Different things are triggers for different people. I have been pretending I’m ok but i am deeply effected by memories and timing.
I don’t think there’s anyone in Canada who doesn’t know about the story of the family in Calgary who are suffering a tragic loss. So senseless and so deep. I can not express my deepest empathy into words for them.
20 years ago today my very close friend and her twin sons were murdered by their husband and father. The very man who vowed to protect them.
Every time I see the news and the faces of those grandparents and grandson I keep thinking, I know what that’s like for their family. I know how it feels to hold a photo in your hand of people you love and see their faces on tv. I know what it’s like to not be able to call anymore. To never hear their voices again. To watch every second of the news because that’s how you know what’s going on with the case. You don’t get privy to special information, you watch and wait like everyone else.
I also know what it’s like to live without them. To feel the emptiness when they are not there to celebrate major life events with you. To support each other in hard times and love you through your challenges, because it’s what she always did. To not know what the boys would grow to become.
I know that it’s been 20 years, 2 decades, and I haven’t forgotten a thing. Not anything I saw, not anything I felt and not anything that was said. The pain doesn’t end. It changes but it never ends with something so horrific. That’s just reality.
She left me with the best gift she ever could. I was being my usual challenging teenager self and we were disagreeing on something but she called me. She called me and said she just couldn’t leave it. She wanted me to know we would work it through and the very last words she ever spoke to me were “I love you”.
I will never forget. I have many photos, I still have her jeans and her perfume. I will always have them in my heart. One day I will get to heaven and they are waiting. That day the pain will end, not a moment sooner.
I know your kickin it with Jesus; Susan, Josiah and David. I miss you.
I have lost many people in my life in many different ways. The pain from some of those losses has lessened over time, for others the pain can be fresh and real at any moment. I think this has given me the ability to relate to others who are in pain and understand things they might be going through.
Initially you need to give yourself time to grieve. That may look different for everyone. Whatever your way to grieve is, is what you need to do. How are you going to get out those overwhelming initial waves of pain? Do you need to cry, scream, build something or go for a walk? Do you need to be with people or be alone? Whatever it is make sure you take the time to self care and not just stuff everything inside. There will be times when you need to hold it together to accomplish some of life’s demands, but there has to be some time for a release of emotions.
Once you get through the initial torrent of grief, comes the time of returning back to routine and what life will now be like with the absence of the person lost. This is where I think some people get lost. This process is especially a problem if the loss is significant – how do you “get back to life” when there is a gaping hole?

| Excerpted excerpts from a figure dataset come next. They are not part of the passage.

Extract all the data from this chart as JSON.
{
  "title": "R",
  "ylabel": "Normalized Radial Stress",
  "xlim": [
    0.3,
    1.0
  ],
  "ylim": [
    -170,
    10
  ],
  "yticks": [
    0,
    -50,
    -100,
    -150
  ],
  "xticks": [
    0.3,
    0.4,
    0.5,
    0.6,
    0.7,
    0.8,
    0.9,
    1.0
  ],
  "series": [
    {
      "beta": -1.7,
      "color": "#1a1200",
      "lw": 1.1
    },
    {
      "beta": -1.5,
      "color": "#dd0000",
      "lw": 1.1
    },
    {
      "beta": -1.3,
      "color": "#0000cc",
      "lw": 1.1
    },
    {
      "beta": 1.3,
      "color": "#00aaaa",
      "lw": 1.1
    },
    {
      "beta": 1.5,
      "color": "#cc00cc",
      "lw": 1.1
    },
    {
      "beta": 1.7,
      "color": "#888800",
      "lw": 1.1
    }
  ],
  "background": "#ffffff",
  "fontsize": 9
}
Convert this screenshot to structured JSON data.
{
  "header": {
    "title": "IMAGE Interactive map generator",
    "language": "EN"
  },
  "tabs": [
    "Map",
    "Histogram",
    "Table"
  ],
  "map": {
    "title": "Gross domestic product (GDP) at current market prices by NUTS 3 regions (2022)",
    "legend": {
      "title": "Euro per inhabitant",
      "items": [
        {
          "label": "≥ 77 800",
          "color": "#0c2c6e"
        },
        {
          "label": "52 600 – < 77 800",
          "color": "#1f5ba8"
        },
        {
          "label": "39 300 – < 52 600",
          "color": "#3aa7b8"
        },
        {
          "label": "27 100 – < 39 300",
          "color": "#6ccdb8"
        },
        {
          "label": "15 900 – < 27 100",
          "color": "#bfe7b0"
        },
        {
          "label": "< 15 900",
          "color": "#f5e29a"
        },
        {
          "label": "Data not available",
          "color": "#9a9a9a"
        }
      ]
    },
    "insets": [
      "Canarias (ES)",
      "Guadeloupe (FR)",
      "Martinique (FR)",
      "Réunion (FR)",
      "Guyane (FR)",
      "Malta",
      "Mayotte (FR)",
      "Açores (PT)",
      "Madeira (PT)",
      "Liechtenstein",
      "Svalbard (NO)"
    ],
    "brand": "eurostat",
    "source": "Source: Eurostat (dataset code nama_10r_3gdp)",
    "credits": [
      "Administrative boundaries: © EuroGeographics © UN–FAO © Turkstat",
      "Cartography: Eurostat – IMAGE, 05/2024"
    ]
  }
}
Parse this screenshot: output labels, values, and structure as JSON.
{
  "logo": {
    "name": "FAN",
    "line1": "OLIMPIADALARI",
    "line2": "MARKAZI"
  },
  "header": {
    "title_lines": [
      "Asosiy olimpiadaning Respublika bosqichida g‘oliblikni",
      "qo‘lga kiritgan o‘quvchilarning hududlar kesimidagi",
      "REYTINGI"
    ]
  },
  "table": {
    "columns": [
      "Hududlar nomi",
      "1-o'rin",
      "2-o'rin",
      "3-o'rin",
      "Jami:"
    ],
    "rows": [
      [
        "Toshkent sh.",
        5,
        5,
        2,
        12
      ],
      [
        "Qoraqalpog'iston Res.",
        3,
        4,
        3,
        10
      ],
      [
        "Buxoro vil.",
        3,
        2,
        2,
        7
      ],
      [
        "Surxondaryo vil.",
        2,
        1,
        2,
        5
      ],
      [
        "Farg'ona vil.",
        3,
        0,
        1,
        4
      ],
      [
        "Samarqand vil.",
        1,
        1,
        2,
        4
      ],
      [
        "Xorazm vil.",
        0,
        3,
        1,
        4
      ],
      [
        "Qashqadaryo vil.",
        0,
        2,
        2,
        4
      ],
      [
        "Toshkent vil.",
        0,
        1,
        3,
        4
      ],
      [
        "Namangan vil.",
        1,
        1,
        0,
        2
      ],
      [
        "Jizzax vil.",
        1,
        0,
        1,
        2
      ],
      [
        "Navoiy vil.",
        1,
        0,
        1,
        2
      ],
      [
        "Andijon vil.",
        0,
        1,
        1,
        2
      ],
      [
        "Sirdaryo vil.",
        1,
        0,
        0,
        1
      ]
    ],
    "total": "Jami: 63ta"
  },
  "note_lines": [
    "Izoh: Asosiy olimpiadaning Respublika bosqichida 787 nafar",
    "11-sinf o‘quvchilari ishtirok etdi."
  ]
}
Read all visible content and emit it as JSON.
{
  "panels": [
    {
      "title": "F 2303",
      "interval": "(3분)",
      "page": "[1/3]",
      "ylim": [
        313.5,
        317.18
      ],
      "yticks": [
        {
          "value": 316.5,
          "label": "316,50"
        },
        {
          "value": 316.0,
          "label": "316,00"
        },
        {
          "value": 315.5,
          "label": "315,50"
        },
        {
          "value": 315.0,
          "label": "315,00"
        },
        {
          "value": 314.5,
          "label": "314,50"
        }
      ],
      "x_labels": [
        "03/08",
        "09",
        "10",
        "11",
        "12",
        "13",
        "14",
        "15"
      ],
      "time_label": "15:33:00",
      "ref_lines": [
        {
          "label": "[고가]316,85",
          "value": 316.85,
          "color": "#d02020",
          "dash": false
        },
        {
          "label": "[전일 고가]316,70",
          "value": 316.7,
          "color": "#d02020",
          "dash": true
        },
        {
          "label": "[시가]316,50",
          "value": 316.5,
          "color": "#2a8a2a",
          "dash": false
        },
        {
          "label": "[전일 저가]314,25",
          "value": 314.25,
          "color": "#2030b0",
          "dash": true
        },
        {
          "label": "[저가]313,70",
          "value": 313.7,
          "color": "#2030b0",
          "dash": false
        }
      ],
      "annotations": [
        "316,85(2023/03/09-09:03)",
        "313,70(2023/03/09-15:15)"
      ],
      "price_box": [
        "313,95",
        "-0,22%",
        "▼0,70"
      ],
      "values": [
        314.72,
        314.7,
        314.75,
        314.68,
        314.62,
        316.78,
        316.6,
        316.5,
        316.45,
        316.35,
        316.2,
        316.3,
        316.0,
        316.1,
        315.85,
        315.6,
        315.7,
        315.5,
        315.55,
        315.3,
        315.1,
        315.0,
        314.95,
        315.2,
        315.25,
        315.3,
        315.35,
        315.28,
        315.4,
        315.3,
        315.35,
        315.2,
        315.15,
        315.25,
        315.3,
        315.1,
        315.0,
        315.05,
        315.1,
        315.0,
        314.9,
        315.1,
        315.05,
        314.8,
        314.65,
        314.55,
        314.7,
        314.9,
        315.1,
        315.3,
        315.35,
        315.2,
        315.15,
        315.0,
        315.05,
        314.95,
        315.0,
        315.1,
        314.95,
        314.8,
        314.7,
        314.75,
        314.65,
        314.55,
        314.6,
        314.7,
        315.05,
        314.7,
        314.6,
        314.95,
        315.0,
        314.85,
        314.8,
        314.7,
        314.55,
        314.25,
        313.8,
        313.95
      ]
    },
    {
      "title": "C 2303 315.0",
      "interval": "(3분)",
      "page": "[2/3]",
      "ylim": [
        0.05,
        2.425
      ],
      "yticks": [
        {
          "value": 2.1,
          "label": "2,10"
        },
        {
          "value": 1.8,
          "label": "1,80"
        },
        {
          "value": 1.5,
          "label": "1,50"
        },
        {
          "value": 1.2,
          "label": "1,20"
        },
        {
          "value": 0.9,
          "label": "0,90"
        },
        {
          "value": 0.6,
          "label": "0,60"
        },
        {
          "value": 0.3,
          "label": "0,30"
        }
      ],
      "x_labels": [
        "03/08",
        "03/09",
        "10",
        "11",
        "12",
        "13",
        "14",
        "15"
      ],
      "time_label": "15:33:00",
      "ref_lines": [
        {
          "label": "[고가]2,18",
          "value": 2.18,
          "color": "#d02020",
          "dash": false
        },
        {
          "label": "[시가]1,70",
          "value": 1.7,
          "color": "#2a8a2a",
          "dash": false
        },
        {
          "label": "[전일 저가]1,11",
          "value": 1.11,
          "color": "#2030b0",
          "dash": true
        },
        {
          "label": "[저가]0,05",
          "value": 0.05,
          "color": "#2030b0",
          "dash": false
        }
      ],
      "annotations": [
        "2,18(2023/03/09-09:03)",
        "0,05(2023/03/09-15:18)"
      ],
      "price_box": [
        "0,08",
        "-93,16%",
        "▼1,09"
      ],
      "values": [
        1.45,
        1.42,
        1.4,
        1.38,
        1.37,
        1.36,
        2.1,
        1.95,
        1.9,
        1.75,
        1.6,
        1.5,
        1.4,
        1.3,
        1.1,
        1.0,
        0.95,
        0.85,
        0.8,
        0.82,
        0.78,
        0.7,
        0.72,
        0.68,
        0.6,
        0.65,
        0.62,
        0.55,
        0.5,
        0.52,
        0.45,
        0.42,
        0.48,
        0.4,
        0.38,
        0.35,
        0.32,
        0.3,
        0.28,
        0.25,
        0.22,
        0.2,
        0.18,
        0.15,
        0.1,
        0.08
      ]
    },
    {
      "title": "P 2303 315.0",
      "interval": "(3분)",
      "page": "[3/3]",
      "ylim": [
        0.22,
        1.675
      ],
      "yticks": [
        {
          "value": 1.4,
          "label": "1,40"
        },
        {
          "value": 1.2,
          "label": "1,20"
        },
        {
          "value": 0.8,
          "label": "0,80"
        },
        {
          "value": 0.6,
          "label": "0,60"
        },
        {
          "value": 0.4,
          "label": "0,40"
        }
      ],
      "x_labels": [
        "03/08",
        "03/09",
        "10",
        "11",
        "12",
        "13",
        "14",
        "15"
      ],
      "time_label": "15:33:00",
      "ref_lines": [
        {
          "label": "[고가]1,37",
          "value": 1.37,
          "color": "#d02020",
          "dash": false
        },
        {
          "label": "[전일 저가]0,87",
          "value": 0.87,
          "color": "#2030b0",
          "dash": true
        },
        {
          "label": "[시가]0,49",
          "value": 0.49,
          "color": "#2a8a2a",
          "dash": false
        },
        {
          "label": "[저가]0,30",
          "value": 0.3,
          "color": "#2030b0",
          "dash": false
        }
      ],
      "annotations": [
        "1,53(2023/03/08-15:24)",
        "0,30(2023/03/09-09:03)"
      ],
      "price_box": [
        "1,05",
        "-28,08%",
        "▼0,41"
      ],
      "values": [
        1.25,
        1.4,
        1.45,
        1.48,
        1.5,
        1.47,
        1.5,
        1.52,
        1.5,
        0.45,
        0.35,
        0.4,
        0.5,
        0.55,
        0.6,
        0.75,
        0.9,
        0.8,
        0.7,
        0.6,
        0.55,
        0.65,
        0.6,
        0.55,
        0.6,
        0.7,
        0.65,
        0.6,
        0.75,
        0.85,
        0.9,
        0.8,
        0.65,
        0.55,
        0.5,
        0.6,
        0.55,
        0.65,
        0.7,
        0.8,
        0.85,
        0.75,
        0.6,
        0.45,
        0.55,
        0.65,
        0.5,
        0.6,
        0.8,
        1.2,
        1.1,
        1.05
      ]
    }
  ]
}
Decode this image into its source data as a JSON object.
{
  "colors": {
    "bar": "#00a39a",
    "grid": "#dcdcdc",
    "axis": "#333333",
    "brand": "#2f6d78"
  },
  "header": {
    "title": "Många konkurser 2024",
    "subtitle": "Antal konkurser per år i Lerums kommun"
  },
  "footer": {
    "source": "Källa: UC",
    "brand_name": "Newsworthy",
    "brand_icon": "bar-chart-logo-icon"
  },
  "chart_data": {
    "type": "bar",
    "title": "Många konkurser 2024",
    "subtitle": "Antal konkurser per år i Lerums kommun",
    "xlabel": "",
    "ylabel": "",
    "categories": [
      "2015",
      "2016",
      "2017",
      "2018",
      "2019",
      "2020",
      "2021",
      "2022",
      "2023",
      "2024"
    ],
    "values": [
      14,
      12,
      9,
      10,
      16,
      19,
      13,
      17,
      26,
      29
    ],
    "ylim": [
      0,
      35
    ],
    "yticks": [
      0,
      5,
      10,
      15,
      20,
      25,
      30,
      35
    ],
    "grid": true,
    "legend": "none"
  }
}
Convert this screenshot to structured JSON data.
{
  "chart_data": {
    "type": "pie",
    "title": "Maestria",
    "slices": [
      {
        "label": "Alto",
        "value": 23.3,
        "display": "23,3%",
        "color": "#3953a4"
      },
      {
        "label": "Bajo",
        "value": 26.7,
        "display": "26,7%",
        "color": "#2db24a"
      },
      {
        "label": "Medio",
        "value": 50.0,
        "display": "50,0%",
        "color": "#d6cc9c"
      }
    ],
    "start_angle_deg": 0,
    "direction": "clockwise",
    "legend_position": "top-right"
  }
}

As I mentioned before there are some losses that I will carry with me. There are times in life when I think, “she should be here,” “they would be X years old now,” or “she would be so proud.” There is something, someone missing. There is pain you carry.
I was recently reading about a mom who lost her son and she realized that others were going through the same thing she was and decided to reach out. Her son died in a Marine Corp helicopter crash and she sends packets of letters and helpful materials to families also affected by such a loss. Philip Yancey says, “The activity has not solved the grief for her son, of course, but it has given her a sense of meaning, and she no longer feels helpless against that grief.”
I think that is the key – finding a way to find meaning and no longer feel helpless against the grief. I am convinced I will carry this pain with me until I reach heaven and so I have to find a way to not have that loss overwhelm or dictate the rest of my life. We will never find meaning if we only focus on ourselves. Look at the needs of those around you. Is there a soup kitchen nearby that could use a volunteer? Are there other families you could host a group for? There are so many different ways to get involved that the importance is to do just that – get involved. You are not helpless – your life doesn’t have to end just because theirs did. You still have life – live it, and live it with meaning.